Show me the money, and then show me the restroom please! The often over-exuberant Cuba Gooding Jr. (see Oscar speech for reference) was at it again this time thanks to America’s favorite social lubricant, Al-K-Mehol. In a bar top hollaring salute to America the ambassador of kwan gave everyone in the place a glimpse into the depths of his patriotic soul.
Are you feeling me Jerry?!?
Let me pound a few Colts and give a go at the transcription:
Show me the money! We’re gonna represent in the next five years because you know what the best country in the mother fu****g world. And that’s how we do it.
Put your drinks up!
May those who love us all over the world love us. May those who don’t may God show them by the way of their….. I want ya’ll to pay attention. HEY FIREFIGHTERS, I want ya’ll to pay attention this is serious.

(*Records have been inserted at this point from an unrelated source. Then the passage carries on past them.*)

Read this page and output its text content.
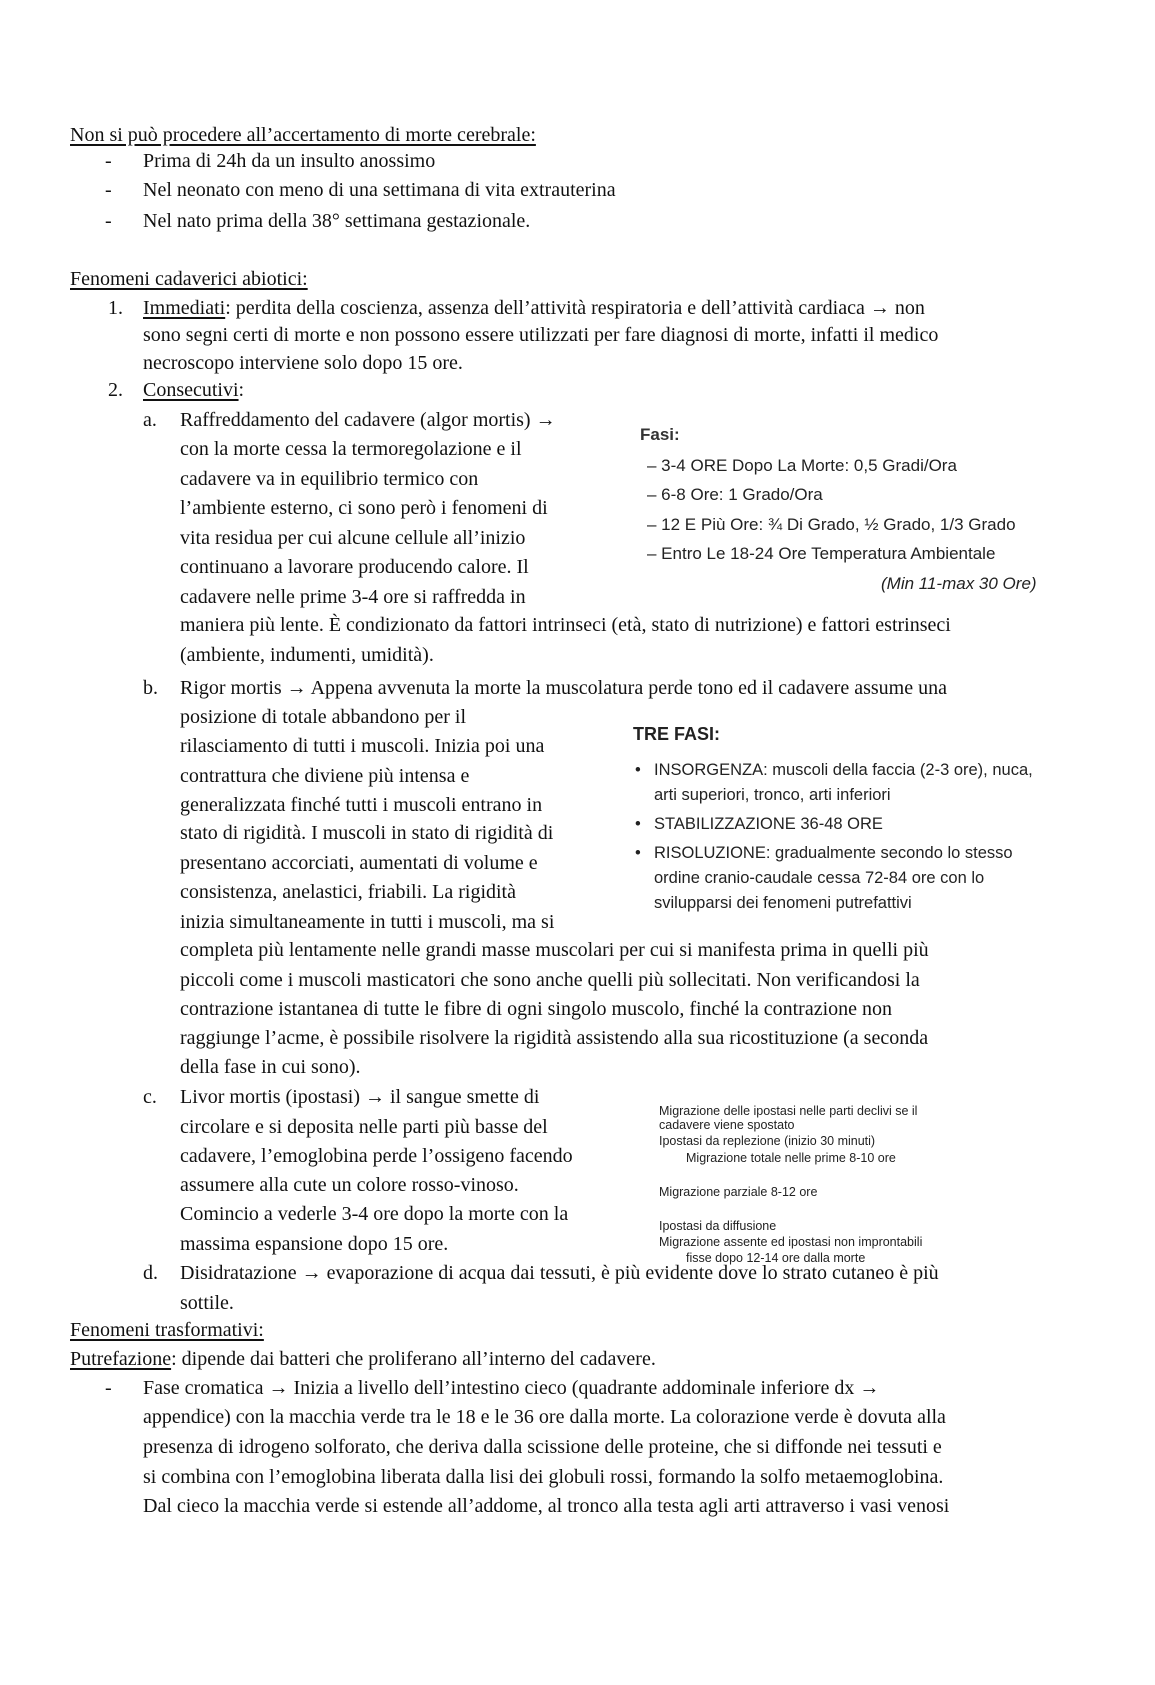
Non si può procedere all’accertamento di morte cerebrale:
- Prima di 24h da un insulto anossimo
- Nel neonato con meno di una settimana di vita extrauterina
- Nel nato prima della 38° settimana gestazionale.
Fenomeni cadaverici abiotici:
1. Immediati: perdita della coscienza, assenza dell’attività respiratoria e dell’attività cardiaca → non
sono segni certi di morte e non possono essere utilizzati per fare diagnosi di morte, infatti il medico
necroscopo interviene solo dopo 15 ore.
2. Consecutivi:
a. Raffreddamento del cadavere (algor mortis) →
con la morte cessa la termoregolazione e il
cadavere va in equilibrio termico con
l’ambiente esterno, ci sono però i fenomeni di
vita residua per cui alcune cellule all’inizio
continuano a lavorare producendo calore. Il
cadavere nelle prime 3-4 ore si raffredda in
maniera più lente. È condizionato da fattori intrinseci (età, stato di nutrizione) e fattori estrinseci
(ambiente, indumenti, umidità).
Fasi:
– 3-4 ORE Dopo La Morte: 0,5 Gradi/Ora
– 6-8 Ore: 1 Grado/Ora
– 12 E Più Ore: ¾ Di Grado, ½ Grado, 1/3 Grado
– Entro Le 18-24 Ore Temperatura Ambientale
(Min 11-max 30 Ore)
b. Rigor mortis → Appena avvenuta la morte la muscolatura perde tono ed il cadavere assume una
posizione di totale abbandono per il
rilasciamento di tutti i muscoli. Inizia poi una
contrattura che diviene più intensa e
generalizzata finché tutti i muscoli entrano in
stato di rigidità. I muscoli in stato di rigidità di
presentano accorciati, aumentati di volume e
consistenza, anelastici, friabili. La rigidità
inizia simultaneamente in tutti i muscoli, ma si
completa più lentamente nelle grandi masse muscolari per cui si manifesta prima in quelli più
piccoli come i muscoli masticatori che sono anche quelli più sollecitati. Non verificandosi la
contrazione istantanea di tutte le fibre di ogni singolo muscolo, finché la contrazione non
raggiunge l’acme, è possibile risolvere la rigidità assistendo alla sua ricostituzione (a seconda
della fase in cui sono).
TRE FASI:
• INSORGENZA: muscoli della faccia (2-3 ore), nuca,
arti superiori, tronco, arti inferiori
• STABILIZZAZIONE 36-48 ORE
• RISOLUZIONE: gradualmente secondo lo stesso
ordine cranio-caudale cessa 72-84 ore con lo
svilupparsi dei fenomeni putrefattivi
c. Livor mortis (ipostasi) → il sangue smette di
circolare e si deposita nelle parti più basse del
cadavere, l’emoglobina perde l’ossigeno facendo
assumere alla cute un colore rosso-vinoso.
Comincio a vederle 3-4 ore dopo la morte con la
massima espansione dopo 15 ore.
Migrazione delle ipostasi nelle parti declivi se il
cadavere viene spostato
Ipostasi da replezione (inizio 30 minuti)
Migrazione totale nelle prime 8-10 ore
Migrazione parziale 8-12 ore
Ipostasi da diffusione
Migrazione assente ed ipostasi non improntabili
fisse dopo 12-14 ore dalla morte
d. Disidratazione → evaporazione di acqua dai tessuti, è più evidente dove lo strato cutaneo è più
sottile.
Fenomeni trasformativi:
Putrefazione: dipende dai batteri che proliferano all’interno del cadavere.
- Fase cromatica → Inizia a livello dell’intestino cieco (quadrante addominale inferiore dx →
appendice) con la macchia verde tra le 18 e le 36 ore dalla morte. La colorazione verde è dovuta alla
presenza di idrogeno solforato, che deriva dalla scissione delle proteine, che si diffonde nei tessuti e
si combina con l’emoglobina liberata dalla lisi dei globuli rossi, formando la solfo metaemoglobina.
Dal cieco la macchia verde si estende all’addome, al tronco alla testa agli arti attraverso i vasi venosi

May those who love us Looooove us! All over the world May those who don’t may God bless their hearts. If He doesn’t bless their hearts may he turn their ankles so we know them by the way of their limp.
That’s what’s up. DRINK IT UP AND MAY GOD BLESS THE USAAAAAAAAAAAAA! Hit that beat Mike.
Patton meets Stonewall Jackson meets William Wallace meets the employees of the Carlsberg Brewery. Yeah I don’t really get the ankles thing either man.